USA — The blazes have scorched nearly 400 square miles and almost took out the Ft. Davis National Historic Site.
Firefighters on Sunday continued battling out-of-control wildfires that had scorched nearly 400 square miles across the state, including a blaze in west Texas that narrowly missed a historic frontier Army cavalry fort and one of the world’s leading astronomical research facilities.
A fast-moving wildfire had spread to more than 60,000 acres in Jeff Davis County and destroyed about 40 homes in Fort Davis before it raged north and east. The blaze that started Saturday night in Presidio County missed the McDonald Observatory, which was later used as an evacuation shelter, said assistant director Anita Johnson.
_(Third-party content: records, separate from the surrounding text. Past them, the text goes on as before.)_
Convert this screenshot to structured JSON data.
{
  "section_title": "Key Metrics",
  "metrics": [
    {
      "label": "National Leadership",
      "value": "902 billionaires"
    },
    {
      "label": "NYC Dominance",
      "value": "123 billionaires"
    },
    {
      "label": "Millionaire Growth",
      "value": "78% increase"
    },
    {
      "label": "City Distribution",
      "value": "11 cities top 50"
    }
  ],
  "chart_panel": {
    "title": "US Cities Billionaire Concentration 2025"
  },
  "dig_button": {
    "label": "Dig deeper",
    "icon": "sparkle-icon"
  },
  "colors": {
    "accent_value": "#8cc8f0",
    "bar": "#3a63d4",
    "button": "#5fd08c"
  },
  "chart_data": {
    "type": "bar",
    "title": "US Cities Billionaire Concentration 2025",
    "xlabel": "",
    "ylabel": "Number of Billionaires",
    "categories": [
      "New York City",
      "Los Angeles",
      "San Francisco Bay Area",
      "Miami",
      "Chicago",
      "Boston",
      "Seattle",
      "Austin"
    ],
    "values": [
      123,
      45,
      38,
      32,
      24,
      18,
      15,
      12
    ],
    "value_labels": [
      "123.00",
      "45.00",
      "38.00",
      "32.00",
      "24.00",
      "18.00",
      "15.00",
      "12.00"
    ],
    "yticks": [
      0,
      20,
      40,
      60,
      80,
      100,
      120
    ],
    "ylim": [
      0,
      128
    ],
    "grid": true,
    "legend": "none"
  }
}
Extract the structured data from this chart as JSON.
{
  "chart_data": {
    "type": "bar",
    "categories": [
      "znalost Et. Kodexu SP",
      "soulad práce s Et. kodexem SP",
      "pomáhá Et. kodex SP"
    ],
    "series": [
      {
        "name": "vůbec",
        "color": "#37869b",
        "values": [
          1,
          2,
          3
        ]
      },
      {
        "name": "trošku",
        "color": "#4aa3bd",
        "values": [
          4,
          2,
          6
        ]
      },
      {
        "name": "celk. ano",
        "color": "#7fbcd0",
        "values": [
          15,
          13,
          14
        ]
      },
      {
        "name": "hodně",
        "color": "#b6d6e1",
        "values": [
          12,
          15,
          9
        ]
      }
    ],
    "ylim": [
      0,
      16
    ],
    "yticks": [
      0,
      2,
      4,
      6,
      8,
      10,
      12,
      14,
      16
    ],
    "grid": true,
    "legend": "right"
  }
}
The fire also missed Ft. Davis National Historic Site, a U.S. Army cavalry fort built in 1854 to protect a mail route from San Antonio to El Paso. It closed in 1891 and reopened after the Civil War to protect freight wagons, according to the Texas State Historical Assn.
Bob Dillard, a former Jeff Davis County judge, said firefighters spent Saturday evening pouring water on the town’s bank and other downtown businesses, while residents toiled to save their homes in Fort Davis, 200 miles southeast of El Paso. But by early Sunday, after the fire cut off electricity, the water shut off and the town’s 1,100 residents evacuated along with most visitors in town for the Hammerfest bicycle races, Dillard said.
“It was unbelievable, just horrific,” said Dillard, editor of the weekly Jeff Davis County Mountain Dispatch. “There were horses on fire, buildings on fire, houses on fire.”